Hjarne Poulsen, Dunedin City Council and John Lleswyn, Viastrada
John is a former US national road cycling champion who now plans and designs streets for all transport modes, ages and abilities. John prepares master plans, business cases, and undertakes a variety of transportation research. Since 2016, John has curated the NZ Travel Planners website, collating resources for school and workplace travel planning. He is active in the Engineering NZ Transportation Group and is a keen walker and hiker.
Te Ara Mua
Physical environments can have a significant and enduring role in promoting or hindering active travel behaviours including walking for transport and recreation. Robust community-level environmental interventions are challenging to design and undertake. Te Ara Mua (translated from Te Reo Māori as “the future path shaped by the past”) Future Streets, in Māngere, Auckland is an area level randomised, controlled before and after community intervention study - the first of this kind internationally. The aim of the intervention was to make Māngere streets safer and easier for people to travel around, especially by walking or cycling. Intervention design was informed by international literature, community and mana whenua consultation findings, exploratory data collection, road safety audits, accessibility audits, participatory planning sessions, and expertise of the design team using a ‘human centred design’ approach and self-explaining roads principles. The main aspects of construction were completed in September 2016, and included a 2km walking and cycling circuit, improved footpaths, prioritised side street crossings, safe park routes, road narrowing, protected cycle lanes, cultural landscaping and wayfinding. Walking and factors hypothesised to precede changes in walking have been measured at baseline (2014) and early follow-up (2017) through community-wide face-to-face surveys and objective traffic measures. Long-term follow-up is planned for 2020. Preliminary findings will be presented, including changes in traffic speeds, neighbourhood perceptions, and walking patterns.

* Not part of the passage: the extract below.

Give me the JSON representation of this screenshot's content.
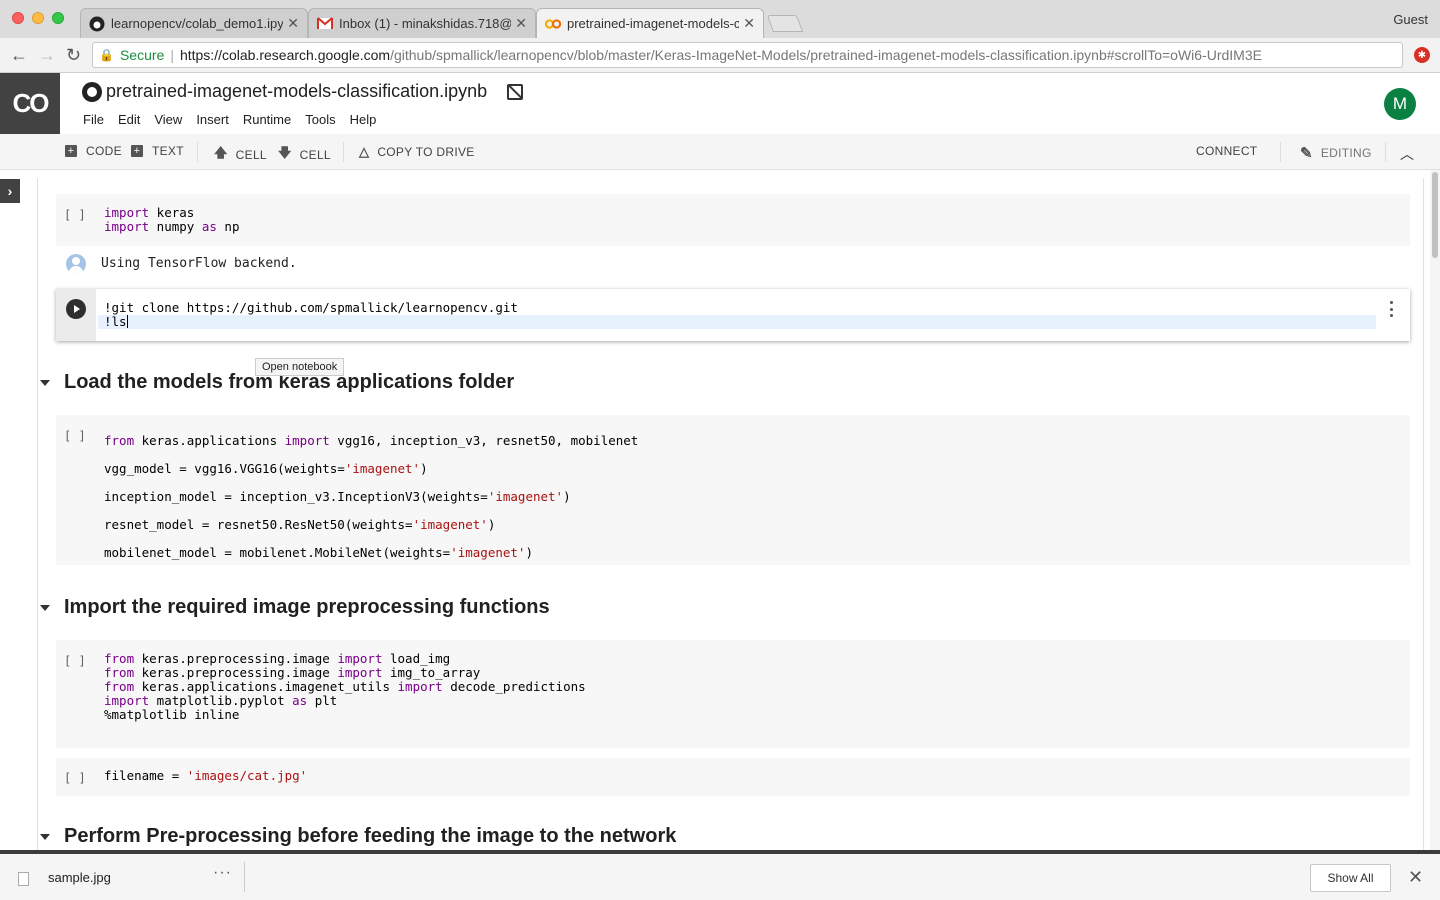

Melody Smith, Associate Professor Melody Smith (nee Oliver), PhD, Co-Associate Head (Research), School of Nursing, The University of Auckland
New Zealand Schools road and rail safety
The road and rail safety education in schools’ programme generates resources and initiatives that help create inclusive communities around schools, so they can work together towards zero harm. Our resources encourage learners to build social competencies in the context of road and rail safety by considering their roles and responsibilities as road users. This presentation will navigate you through the material hosted on the education portal, discuss my current work programme, and highlight some goals for the future, in particular, those focused on designing ways to get students walking to school.
Pamela McConchie, Senior Education Advisor, NZTA
Pamela is responsible for road and rail safety in schools. I have been at the Agency for 15 months and before that, was a Wellington secondary school teacher of 22 years, and a passionate Geographer. I previously worked at the Wellington Division of the Cancer Society as the fundraising co-ordinator where I organised the first Daffodil Day in New Zealand. I have 3 children, a husband, and I love walking and reading. I’m really enjoying an education role out of the classroom and am excited by the opportunities and challenges of connecting with young people through road and rail safety education.
Living Streets Aotearoa Proposed plan for Walking 2 School 2020-2025
Celia Wade-Brown, National Secretary, Living Streets Aotearoa
Chloe Swarbrick, MP, Green Party spokesperson on local government, education and tertiary education, mental health, and youth.